Senat trainiert für Olympia

Berlin will sich offenbar für die Olympischen Spiele im Jahr 2012 bewerben. Senat auf „Stand-by-Haltung“, Diepgen schweigt noch. Opposition fürchtet die hohen Kosten des sportlichen Groß-Events

von DIRK HEMPEL

Der Berliner Senat spielt offenbar mit dem Gedanken einer neuen Olympiabewerbung. Nach dem kläglichen Scheitern der Bemühung um die Spiele im Jahr 2000 geht es jetzt um die Ausrichtung des Sport-Spektakels im Jahr 2012. Sportsenator Klaus Böger (SPD) äußerte am Freitagabend, der Senat verharre in „Stand-by-Haltung“ zu einer möglichen Kandidatur. Die Opposition sieht die neuen Olympia-Ambitionen mit Skepsis.

Eine Bewerbung um die Spiele in elf Jahren sei nicht ausgeschlossen, sagte Böger bei der Berufung von 21 Berliner Sportlern für das deutsche Winter-Olympiateam, das im nächsten Jahr in Salt Lake City antritt. Berlin leide allerdings noch unter dem „traurigen Ansehen“ der Kandidatur für Olympia 2000.

In der Wirtschaft und der Wirtschaftsverwaltung will man offenbar allein aus Imagegründen einen erneuten Versuch wagen: Die Austragung der Spiele wäre „eine Vitaminspritze für die gesamte Region“, sagte Wirtschaftssenator Wolfgang Branoner (CDU). Zuvor hatten sich bereits Brandenburgs Ministerpräsident Manfred Stolpe (SPD) und der Berliner Landessportbund für eine Bewerbung der Hauptstadt stark gemacht. Nur der Regierende Bürgermeister Eberhard Diepgen (CDU) hält sich bisher auffallend zurück. Er wolle zunächst die Entscheidung über die Vergabe der Olympischen Spiele im Jahr 2008 abwarten, ließ Diepgen erklären. Diese fällt erst am 13. Juli.

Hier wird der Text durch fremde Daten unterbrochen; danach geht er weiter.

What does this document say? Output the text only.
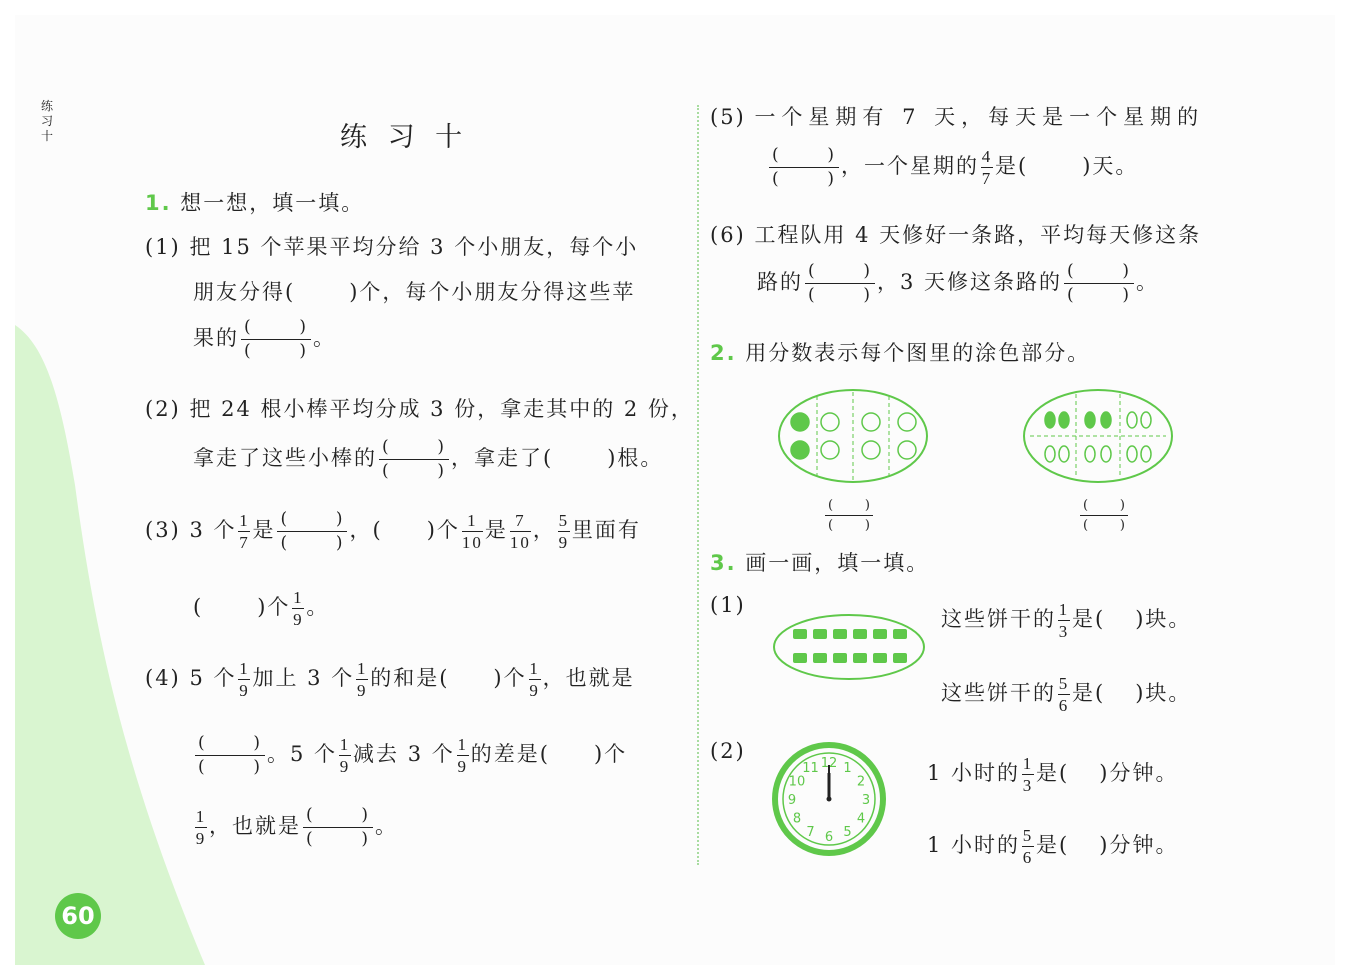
练习十	练 习 十
1. 想一想，填一填。
(1) 把 15 个苹果平均分给 3 个小朋友，每个小
朋友分得(	)个，每个小朋友分得这些苹
果的 (	)
(	)
。
(2) 把 24 根小棒平均分成 3 份，拿走其中的 2 份，
拿走了这些小棒的 (	)
(	)
，拿走了(	)根。
(3) 3 个 $\frac{1}{7}$ 是 (	)
(	)
，( )个 $\frac{1}{10}$ 是 $\frac{7}{10}$ ， $\frac{5}{9}$ 里面有
(	)个 $\frac{1}{9}$ 。
(4) 5 个 $\frac{1}{9}$ 加上 3 个 $\frac{1}{9}$ 的和是( )个 $\frac{1}{9}$ ，也就是
(	)
(	)
。5 个 $\frac{1}{9}$ 减去 3 个 $\frac{1}{9}$ 的差是( )个
$\frac{1}{9}$ ，也就是 (	)
(	)
。
(5) 一个星期有 7 天，每天是一个星期的
(	)
(	)
，一个星期的 $\frac{4}{7}$ 是(	)天。
(6) 工程队用 4 天修好一条路，平均每天修这条
路的 (	)
(	)
，3 天修这条路的 (	)
(	)
。
2. 用分数表示每个图里的涂色部分。
( )
( )
( )
( )
3. 画一画，填一填。
(1)
这些饼干的 $\frac{1}{3}$ 是( )块。
这些饼干的 $\frac{5}{6}$ 是( )块。
(2)
12 1
2
3
4
5
6
7
8
9
10
11	1 小时的 $\frac{1}{3}$ 是( )分钟。
1 小时的 $\frac{5}{6}$ 是( )分钟。
60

Grüne und PDS sind wenig begeistert. Berlin habe sich finanziell derzeit ohnehin übernommen, sagte Freke Over, stadtentwicklungspolitscher Sprecher der PDS, der taz: „Hätten wir letztes Jahr auch noch Olympia bezahlen müssen, sähe der Haushalt noch schlimmer aus.“ Der grüne Fraktionssprecher Matthias Tang erklärte, der Senat versuche „mit Hoffnungen von morgen die Misere von heute zu verdecken“. Böger solle sich um den Zustand von Schulen und Schwimmbädern bemühen statt an Olympia 2012 zu denken.

Bis es so weit ist, wird ohnehin noch einige Zeit vergehen: Anfang November will das Nationale Olympische Komitee (NOK) entscheiden, für welche Spiele man sich stark macht: die Winterspiele im Jahr 2010, die Sommerspiele zwei Jahre später, oder erst für Olympia 2016. Ein Kandidat für 2012 müsste dann bis zum Herbst 2003 benannt werden. Bisher haben bereits Stuttgart, Leipzig, das Ruhrgebiet sowie Frankfurt am Main und Umgebung ihr Interesse für die Ausrichtung der Spiele angemeldet. Das Internationale Olympische Komitee (IOC) entscheidet 2005 über die Vergabe der Spiele.

Allerdings dürfte Berlin nach Ansicht von NOK-Präsident Walther Tröger den Internationalen Olympia-Funktionären nicht allzu gut in Erinnerung sein. „Meine Kollegen aus dem IOC mögen es eben nicht, wenn sie irgendwo nicht willkommen sind und vielleicht bespuckt werden“, sagte Tröger. Bei der letzten Bewerbung der Hauptstadt hatten linke Olympiagegner protestiert und die Besuche von IOC-Vertretern gestört. Der im Auftrag des Senats aktiven Olympia GmbH wurden nach dem Scheitern der Bewerbung Untreue und die Verschwendung von Steuergeldern vorgeworfen. Erhärten ließen sich diese Beschuldigungen nicht, die Gesellschaft hatte zuvor bereits einen Teil ihrer Akten vernichtet.